Responsibilities
- Build and lead a team of Site Reliability Engineers focused on creating complex back-end infrastructure.
- Help improve the deployment process to make it as reliable and boring as possible.
- Ensure the team has effective monitoring coverage of our infrastructure, and ensure alerting is meaningful and actionable.
- Implement and support automated environment provisioning and container solutions with AWS cloud service
- Design and implement automated infrastructure solutions for our product platform
- Design and implement application monitoring and alerting solutions to get issues to the right people at the right time
Requirements & Qualifications
- A SRE Team Lead will have demonstrated capabilities with Platform as a Service, CI/CD and IaC.

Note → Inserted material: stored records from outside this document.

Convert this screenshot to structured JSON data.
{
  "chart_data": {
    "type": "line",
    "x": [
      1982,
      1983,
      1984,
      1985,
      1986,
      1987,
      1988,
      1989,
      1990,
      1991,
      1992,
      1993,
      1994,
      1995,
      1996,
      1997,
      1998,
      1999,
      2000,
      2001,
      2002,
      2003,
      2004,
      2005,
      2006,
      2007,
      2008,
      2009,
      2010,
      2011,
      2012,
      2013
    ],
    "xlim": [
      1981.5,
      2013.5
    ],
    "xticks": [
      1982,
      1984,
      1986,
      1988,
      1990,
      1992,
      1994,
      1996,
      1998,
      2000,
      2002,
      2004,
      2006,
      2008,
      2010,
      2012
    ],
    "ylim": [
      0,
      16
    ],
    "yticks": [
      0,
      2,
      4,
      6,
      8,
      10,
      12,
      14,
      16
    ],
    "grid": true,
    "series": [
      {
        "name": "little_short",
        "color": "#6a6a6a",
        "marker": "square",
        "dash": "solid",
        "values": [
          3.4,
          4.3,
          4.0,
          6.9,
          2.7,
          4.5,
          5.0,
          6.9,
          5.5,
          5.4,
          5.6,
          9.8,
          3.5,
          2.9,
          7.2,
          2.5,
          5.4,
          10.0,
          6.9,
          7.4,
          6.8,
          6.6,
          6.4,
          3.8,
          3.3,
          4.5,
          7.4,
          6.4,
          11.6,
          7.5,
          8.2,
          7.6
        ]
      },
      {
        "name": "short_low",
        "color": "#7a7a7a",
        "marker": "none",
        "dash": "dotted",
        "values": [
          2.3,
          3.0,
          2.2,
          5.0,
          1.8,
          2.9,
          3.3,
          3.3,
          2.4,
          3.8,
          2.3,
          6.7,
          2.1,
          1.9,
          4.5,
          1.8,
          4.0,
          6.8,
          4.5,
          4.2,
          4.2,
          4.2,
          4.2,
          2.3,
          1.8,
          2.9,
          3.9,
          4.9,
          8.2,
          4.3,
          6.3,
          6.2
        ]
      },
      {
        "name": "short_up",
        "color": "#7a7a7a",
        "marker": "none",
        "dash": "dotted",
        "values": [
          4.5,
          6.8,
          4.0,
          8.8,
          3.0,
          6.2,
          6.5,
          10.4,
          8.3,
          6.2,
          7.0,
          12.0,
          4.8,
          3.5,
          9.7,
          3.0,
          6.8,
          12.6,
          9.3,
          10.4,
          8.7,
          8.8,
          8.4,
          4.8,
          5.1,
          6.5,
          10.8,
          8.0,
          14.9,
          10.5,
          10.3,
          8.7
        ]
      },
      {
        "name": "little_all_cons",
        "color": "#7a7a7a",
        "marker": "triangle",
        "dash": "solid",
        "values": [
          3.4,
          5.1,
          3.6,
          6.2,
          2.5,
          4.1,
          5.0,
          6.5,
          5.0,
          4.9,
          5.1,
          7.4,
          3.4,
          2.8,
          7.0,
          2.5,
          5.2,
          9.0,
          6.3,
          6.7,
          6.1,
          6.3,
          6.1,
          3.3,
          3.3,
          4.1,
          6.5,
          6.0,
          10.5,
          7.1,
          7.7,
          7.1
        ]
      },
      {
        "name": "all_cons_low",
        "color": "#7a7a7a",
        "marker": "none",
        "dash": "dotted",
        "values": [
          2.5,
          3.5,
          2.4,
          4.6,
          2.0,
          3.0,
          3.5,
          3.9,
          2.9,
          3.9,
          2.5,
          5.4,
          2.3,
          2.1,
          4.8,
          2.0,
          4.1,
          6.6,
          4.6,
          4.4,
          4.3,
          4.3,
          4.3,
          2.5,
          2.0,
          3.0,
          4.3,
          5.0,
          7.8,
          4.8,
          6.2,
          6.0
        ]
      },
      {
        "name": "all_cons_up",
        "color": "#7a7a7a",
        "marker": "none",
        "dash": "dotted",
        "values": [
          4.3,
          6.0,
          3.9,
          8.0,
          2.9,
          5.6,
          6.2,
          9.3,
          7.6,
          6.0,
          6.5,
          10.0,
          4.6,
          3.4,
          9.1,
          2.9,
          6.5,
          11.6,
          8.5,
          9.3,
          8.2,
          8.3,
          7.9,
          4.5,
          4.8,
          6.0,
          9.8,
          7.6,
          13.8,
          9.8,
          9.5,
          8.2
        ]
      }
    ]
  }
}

- Have experience working on a fast-growing SaaS platform, either as an SRE or in a lead position
- Have experience as an SRE or DevOps engineer and still enjoy technical tasks
- Have an urge to build automation and tooling so that you never have to do the same work twice.
- Have an enthusiastic, go-for-it attitude. When you see something broken, you can't help but fix it.
- Have experience with Nginx, Docker, Kubernetes, Terraform, or similar technologies.
- Have experience with various Cloud providers like AWS, GCP, Azure, DO etc.,
- Ability to troubleshoot complex systems and environments
- Knowledge of full stack monitoring concepts and tooling from code to system resources
- Worked with CDN technologies (Akamai, Imperva, CloudFront, Cloudflare, Fastly, etc.)